Divestment Movement Against Dakota Access Continues With Investor Pulling $34.8M

By Yessenia Funes Mar 02, 2017

Those behind the Dakota Access Pipeline may have succeeded in shutting down the Oceti Sakowin Camp where, at its height last year, thousands of pipeline opponents gathered. But that doesn’t mean the fight is over. Just yesterday (March 1), a private investor pulled $34.8 million from three companies involved in the $3.78 billion project, reports The Guardian.

Storebrand, a Norway investment group that manages the pensions of 1.2 million Norwegians, announced yesterday that it sold off its shares in Phillips 66, Marathon Petroleum Corporation and Enbridge, all partial owners of the 1,172-mile long pipeline.

From the company’s announcement, translated from the original Norwegian via Google Translate:

Since the conflict became known…Storebrand worked actively on it. With expertise in house, and a good international network, we believed that it was better to remain invested and use our power to influence. We have both worked with other investors through the [investor group focusing on indigenous rights] at the United Nations and had direct contact with the companies. Before Christmas, President Obama criticized the process and urged those responsible to rethink. When it was decided that the route should be reconsidered just before Christmas, we saw it as a promising signal.
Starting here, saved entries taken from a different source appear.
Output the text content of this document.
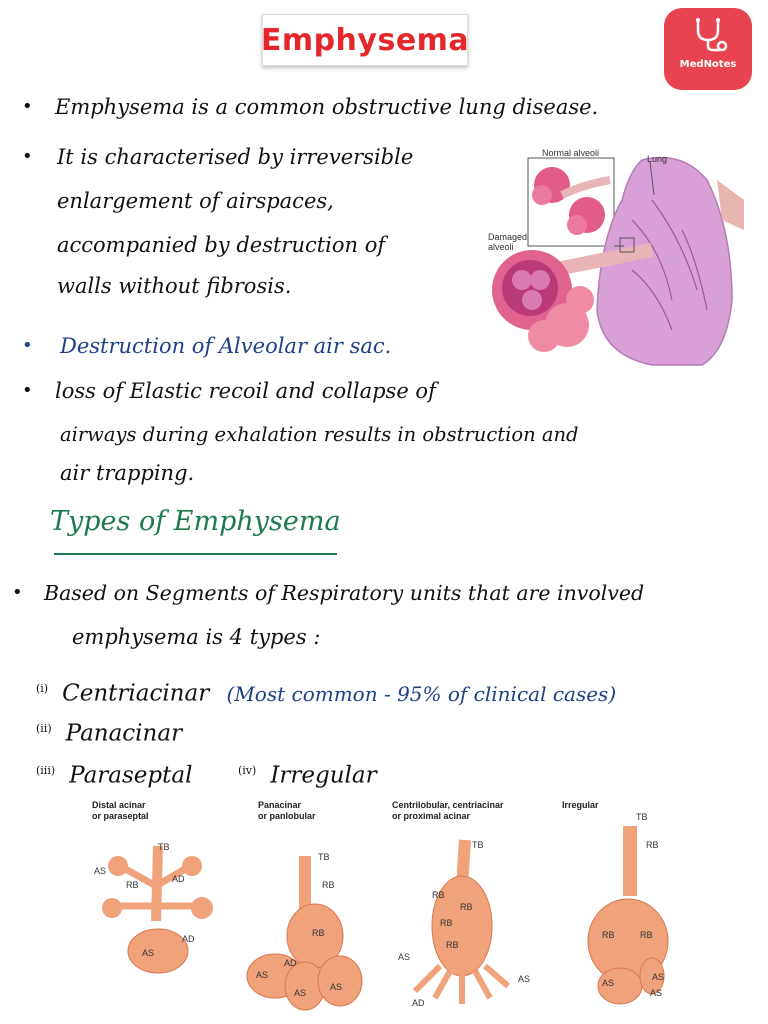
Emphysema
MedNotes
• Emphysema is a common obstructive lung disease.
• It is characterised by irreversible
enlargement of airspaces,
accompanied by destruction of
walls without fibrosis.
• Destruction of Alveolar air sac.
• loss of Elastic recoil and collapse of
airways during exhalation results in obstruction and
air trapping.
Normal alveoli
Lung
Damaged alveoli
Types of Emphysema
• Based on Segments of Respiratory units that are involved
emphysema is 4 types :
$^{(i)}$ Centriacinar (Most common - 95% of clinical cases)
$^{(ii)}$ Panacinar
$^{(iii)}$ Paraseptal	$^{(iv)}$ Irregular
Distal acinar
or paraseptal
TB
AS
RB
AD
AD
AS
Panacinar
or panlobular
TB
RB
RB
AD
AS
AS
AS
Centrilobular, centriacinar
or proximal acinar
TB
RB
RB
RB
RB
AS
AS
AD
Irregular
TB
RB
RB	RB
AS
AS
AS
But a few weeks ago came the news that President Donald Trump had given the green light. The pipeline will be built, and it should go in the conflicted route. As a last attempt, Storebrand was one of three founders behind a crass investor letter. 170 investors urged banks that lend money directly to the project to use their power to influence. This didn’t appear to succeed.

Therefore we see now we have no alternative but to sell all the shares we had in the three companies involved in the construction of the pipeline. 

Divestment—along with the courts—appears to be the last available option for water protectors to stop the nearly complete pipeline from transporting crude oil. Norwegian bank DNB pulled $3 million in holdings in November and mutual fund Odin Fund Management, also in Norway, sold $23.8 million worth of shares that same month.

The City of Seattle finalized its decision to end its contract with Wells Fargo, a bank financing the project, through a city council vote February 7. The Muckleshoot Tribal Council followed suit through a February 3 vote. So did the city of Davis, California on February 8. New York City Mayor Bill de Blasio wrote a letter in February to 17 banks and financial institutions urging them to withdraw from Dakota Access.

As The Guardian noted, activists in San Francisco are also trying to persuade the city’s Board of Supervisors to divest from banks connected to the pipeline.

“The thing about the No DAPL movement is that it’s everywhere,” said indigenous activist Jackie Fielder to The Guardian. “We have the economic power to show companies that when they finance an environmentally racist project and hire private security and collude with law enforcement, their bottom line will suffer.”